Gegen den mündlich verkündeten Bescheid vom richtet sich die vorliegende Beschwerde, in der im Wesentlichen vorgebracht wird, die erstmitbeteiligte Partei habe das Modell "WC 118" angeboten, welches nicht über die nach der Ausschreibung erforderliche Speicherkapazität verfüge. Eine nachträgliche Speichererweiterung sei aus der dem Angebot der erstmitbeteiligten Partei beigefügten Produktbroschüre nicht eindeutig entnehmbar und nur gegen Aufpreis verfügbar. Dies bedeute, dass eine solche Speichererweiterung sowohl den Verkaufspreis dieses Gerätes als auch den Einstandspreis verteuert hätte. Eine nachträgliche Verbesserung des Angebotes um diese Speichererweiterung bei gleich bleibendem Angebotspreis stelle somit eine unzulässige nachträgliche Preisreduktion dar. Die belangte Behörde gehe im angefochtenen Bescheid diesbezüglich von einem behebbaren Mangel aus, was jedoch aus § 108 Abs. 2 BVergG 2006 keinesfalls abgeleitet werden könne, da diesfalls ein Mindestmaß an Bestimmtheit von Angeboten nicht mehr erforderlich wäre. Das Anbieten des die Mindestanforderungen der Ausschreibungen nicht erfüllenden Gerätetyps "WC 118" im Angebot der erstmitbeteiligten Partei stelle daher einen unbehebbaren Mangel dar, was den bekämpften Bescheid mit inhaltlicher Rechtswidrigkeit belaste.

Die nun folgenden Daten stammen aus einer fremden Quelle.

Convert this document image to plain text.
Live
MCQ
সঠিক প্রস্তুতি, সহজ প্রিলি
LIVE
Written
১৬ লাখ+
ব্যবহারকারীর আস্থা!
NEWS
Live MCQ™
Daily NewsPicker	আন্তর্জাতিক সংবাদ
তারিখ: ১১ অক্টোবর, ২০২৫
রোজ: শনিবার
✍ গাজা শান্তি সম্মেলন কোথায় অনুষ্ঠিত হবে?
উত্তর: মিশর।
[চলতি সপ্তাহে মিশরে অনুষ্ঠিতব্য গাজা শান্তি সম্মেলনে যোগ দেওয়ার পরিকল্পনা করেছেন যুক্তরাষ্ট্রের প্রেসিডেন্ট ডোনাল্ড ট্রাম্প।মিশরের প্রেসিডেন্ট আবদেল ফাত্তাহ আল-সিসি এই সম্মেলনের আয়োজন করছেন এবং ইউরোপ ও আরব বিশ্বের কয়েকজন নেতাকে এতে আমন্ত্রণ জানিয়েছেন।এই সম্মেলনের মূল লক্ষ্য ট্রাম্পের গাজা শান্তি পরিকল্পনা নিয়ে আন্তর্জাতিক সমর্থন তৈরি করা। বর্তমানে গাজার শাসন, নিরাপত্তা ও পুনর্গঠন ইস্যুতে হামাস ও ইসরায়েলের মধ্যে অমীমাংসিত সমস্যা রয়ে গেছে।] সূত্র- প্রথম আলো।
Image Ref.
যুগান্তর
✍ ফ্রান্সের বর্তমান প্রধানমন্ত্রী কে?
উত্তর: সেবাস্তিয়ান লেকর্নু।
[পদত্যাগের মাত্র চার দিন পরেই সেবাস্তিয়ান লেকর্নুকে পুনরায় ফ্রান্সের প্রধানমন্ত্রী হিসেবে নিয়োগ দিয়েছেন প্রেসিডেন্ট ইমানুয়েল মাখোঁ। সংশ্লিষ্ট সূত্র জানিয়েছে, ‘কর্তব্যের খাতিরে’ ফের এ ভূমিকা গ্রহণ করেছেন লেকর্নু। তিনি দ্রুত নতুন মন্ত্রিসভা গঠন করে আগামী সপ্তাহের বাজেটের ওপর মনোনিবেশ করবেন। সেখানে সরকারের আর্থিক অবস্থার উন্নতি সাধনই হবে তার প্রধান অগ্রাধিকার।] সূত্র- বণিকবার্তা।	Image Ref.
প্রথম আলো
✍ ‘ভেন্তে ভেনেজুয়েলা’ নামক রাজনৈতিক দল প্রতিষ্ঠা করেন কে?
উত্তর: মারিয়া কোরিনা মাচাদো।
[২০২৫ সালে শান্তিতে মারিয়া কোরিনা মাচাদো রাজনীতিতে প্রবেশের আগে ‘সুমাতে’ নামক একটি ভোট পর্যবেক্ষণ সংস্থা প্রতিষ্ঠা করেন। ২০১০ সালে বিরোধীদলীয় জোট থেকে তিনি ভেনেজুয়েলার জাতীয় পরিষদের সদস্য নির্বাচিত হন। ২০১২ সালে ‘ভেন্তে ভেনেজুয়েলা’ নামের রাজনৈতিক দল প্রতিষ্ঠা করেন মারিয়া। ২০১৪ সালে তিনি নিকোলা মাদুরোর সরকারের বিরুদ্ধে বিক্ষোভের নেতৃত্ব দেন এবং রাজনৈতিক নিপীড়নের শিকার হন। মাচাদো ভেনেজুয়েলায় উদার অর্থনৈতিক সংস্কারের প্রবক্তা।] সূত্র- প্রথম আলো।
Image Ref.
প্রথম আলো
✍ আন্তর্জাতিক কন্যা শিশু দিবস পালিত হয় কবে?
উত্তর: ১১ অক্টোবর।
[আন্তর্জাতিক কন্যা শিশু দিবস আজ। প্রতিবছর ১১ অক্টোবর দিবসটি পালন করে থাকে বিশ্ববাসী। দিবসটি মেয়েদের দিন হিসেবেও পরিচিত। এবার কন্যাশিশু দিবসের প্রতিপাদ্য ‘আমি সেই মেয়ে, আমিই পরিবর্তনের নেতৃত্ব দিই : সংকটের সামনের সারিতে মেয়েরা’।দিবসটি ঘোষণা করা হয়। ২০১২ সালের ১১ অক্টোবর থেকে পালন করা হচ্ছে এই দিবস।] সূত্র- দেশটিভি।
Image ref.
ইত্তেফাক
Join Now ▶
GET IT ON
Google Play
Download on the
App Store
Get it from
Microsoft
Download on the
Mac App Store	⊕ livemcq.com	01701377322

Die belangte Behörde erstattete eine Gegenschrift, legte dieser Gegenschrift die schriftliche Ausfertigung des angefochtenen Bescheides vom bei, legte die Akten des Verwaltungsverfahrens vor und beantragte die Beschwerde kostenpflichtig abzuweisen.

Die erstmitbeteiligte Partei erstattete ebenso eine Gegenschrift, in der sie im Wesentlichen vorbrachte, aus dem von der belangten Behörde festgestellten Sachverhalt ergebe sich, dass eine nachträgliche Angebotsänderung schlichtweg nicht vorliege, sondern durch die erstmitbeteiligte Partei stets das Gerät "WC 118" mit einer den Ausschreibungsbedingungen entsprechenden Speicherkapazität angeboten worden sei. Zur Frage, ob durch die erstmitbeteiligte Partei ausschließlich das Gerät "WC 118" angeboten oder ob die optionale Speichererweiterung dieses Gerätes bei der Kalkulation des Angebotes berücksichtigt worden sei, habe die belangte Behörde ausreichende Ermittlungen angestellt, welche zum Ergebnis geführt hätten, dass das Angebot der erstmitbeteiligten Partei stets das Gerät "WC 118" mit einer Erweiterung der Speicherkapazität um 64 MB enthalten habe. Dies sei durch die belangte Behörde nach schlüssiger Beweiswürdigung festgestellt worden.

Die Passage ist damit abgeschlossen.